Miss Puddie, Puddie-girl, the Pudd.
She also permitted L to sing songs to her as long as they contained her name thus:
(sung to the tune that opens Warner Brother's Cartoons)
Puuuuuuddie, puddie,puddie,puddie, pudd, pudd, pudd, pudd.
puddie,puddie,puddie,puddie, pudd, pudd, pudd, pudd......
We had her older brother Blue for eighteen years. He was a patrol cat when we lived out west. Stranger cats attempting to cross the yard and gardens were "asked for ID" He had no front claws so he gripped any intruders between his front legs and pedalled furiously with his back feet.
Very few second challenges. He loved his retirement home, inside a New York apartment. He came into our bedroom each night to recieve his good night pets. He liked to play mouse on a string till three days before he died in his sleep.
Bluecat, Mr.
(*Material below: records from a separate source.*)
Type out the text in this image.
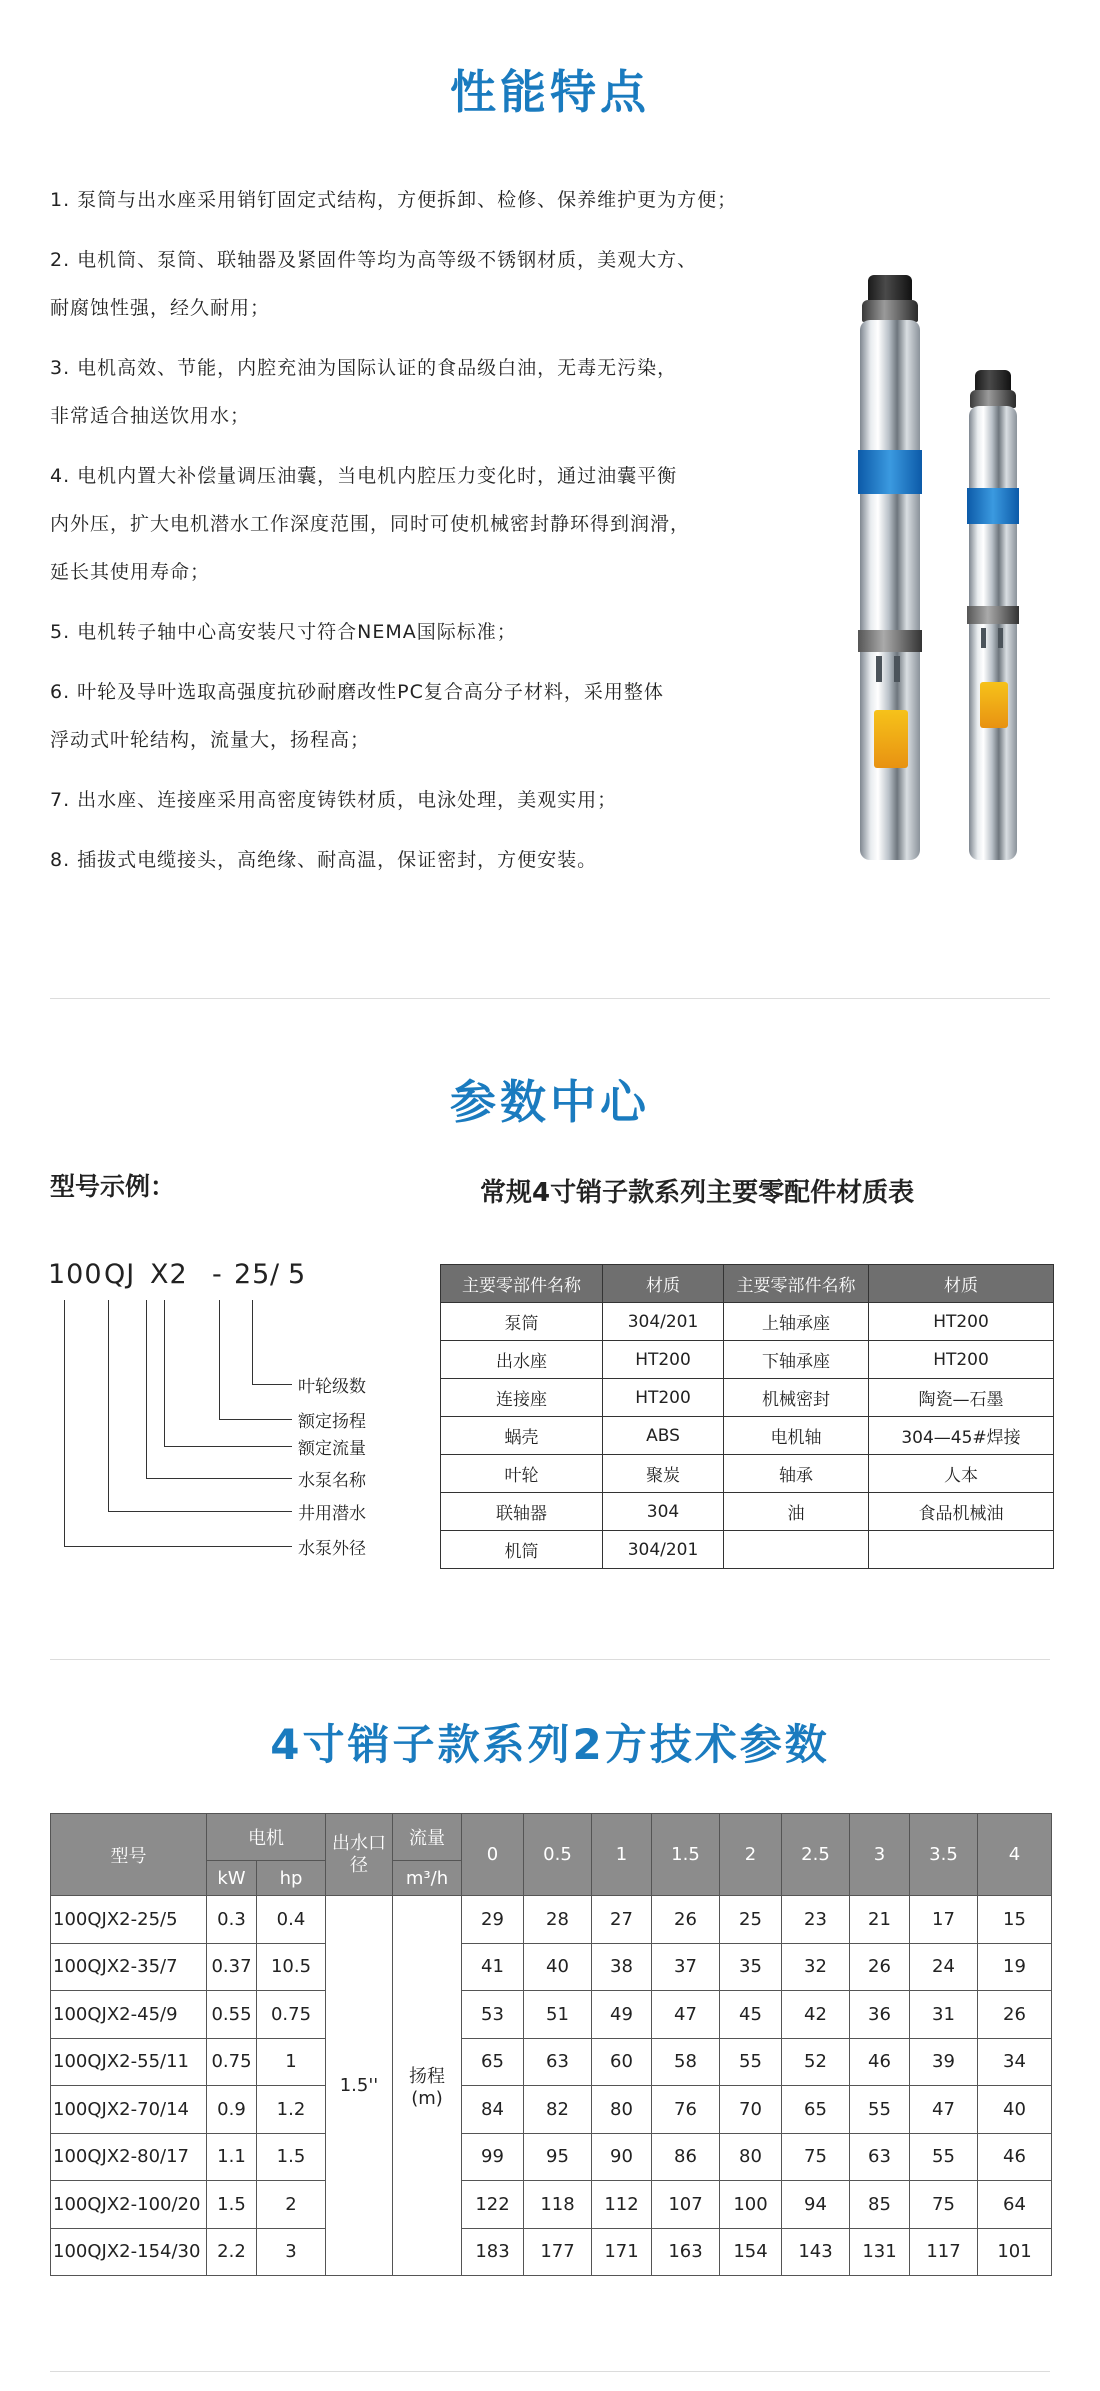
性能特点

1. 泵筒与出水座采用销钉固定式结构，方便拆卸、检修、保养维护更为方便；

2. 电机筒、泵筒、联轴器及紧固件等均为高等级不锈钢材质，美观大方、

耐腐蚀性强，经久耐用；

3. 电机高效、节能，内腔充油为国际认证的食品级白油，无毒无污染，

非常适合抽送饮用水；

4. 电机内置大补偿量调压油囊，当电机内腔压力变化时，通过油囊平衡

内外压，扩大电机潜水工作深度范围，同时可使机械密封静环得到润滑，

延长其使用寿命；

5. 电机转子轴中心高安装尺寸符合NEMA国际标准；

6. 叶轮及导叶选取高强度抗砂耐磨改性PC复合高分子材料，采用整体

浮动式叶轮结构，流量大，扬程高；

7. 出水座、连接座采用高密度铸铁材质，电泳处理，美观实用；

8. 插拔式电缆接头，高绝缘、耐高温，保证密封，方便安装。

参数中心
型号示例：	常规4寸销子款系列主要零配件材质表
100 QJ X2 - 25 / 5
叶轮级数
额定扬程
额定流量
水泵名称
井用潜水
水泵外径
主要零部件名称	材质	主要零部件名称	材质
泵筒	304/201	上轴承座	HT200
出水座	HT200	下轴承座	HT200
连接座	HT200	机械密封	陶瓷—石墨
蜗壳	ABS	电机轴	304—45#焊接
叶轮	聚炭	轴承	人本
联轴器	304	油	食品机械油
机筒	304/201		
4寸销子款系列2方技术参数
型号	电机		出水口径	流量	0	0.5	1	1.5	2	2.5	3	3.5	4
	kW	hp		m³/h									
100QJX2-25/5	0.3	0.4	1.5''	扬程(m)	29	28	27	26	25	23	21	17	15
100QJX2-35/7	0.37	10.5			41	40	38	37	35	32	26	24	19
100QJX2-45/9	0.55	0.75			53	51	49	47	45	42	36	31	26
100QJX2-55/11	0.75	1			65	63	60	58	55	52	46	39	34
100QJX2-70/14	0.9	1.2			84	82	80	76	70	65	55	47	40
100QJX2-80/17	1.1	1.5			99	95	90	86	80	75	63	55	46
100QJX2-100/20	1.5	2			122	118	112	107	100	94	85	75	64
100QJX2-154/30	2.2	3			183	177	171	163	154	143	131	117	101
Blue, Bluuuuuuuooooooooo. (The last when sounded across a yard would be instantly responded to, Blue materializing out of a rosebush with an expression of his face that said "What orders, General?"
It took two years for us to recover from Blue's absence.
We went to get a boy and a girl cat from the shelter.
We got Ruby and Max.
Except when we went to the Vet's for the er.. excising we found out we had
Ruby and Maxine.
or Rubella and Maximum.
HEYYOUGETOUT OF THATTRASHCANNOW.
Seaglass, I have had some success with a product called Allerpet. It is a liquid that I sprinkled on a bristled grooming mit, brushed, which the cat thoroughly enjoyed.
Just teach your cat to shower regularly ... that should do the trick.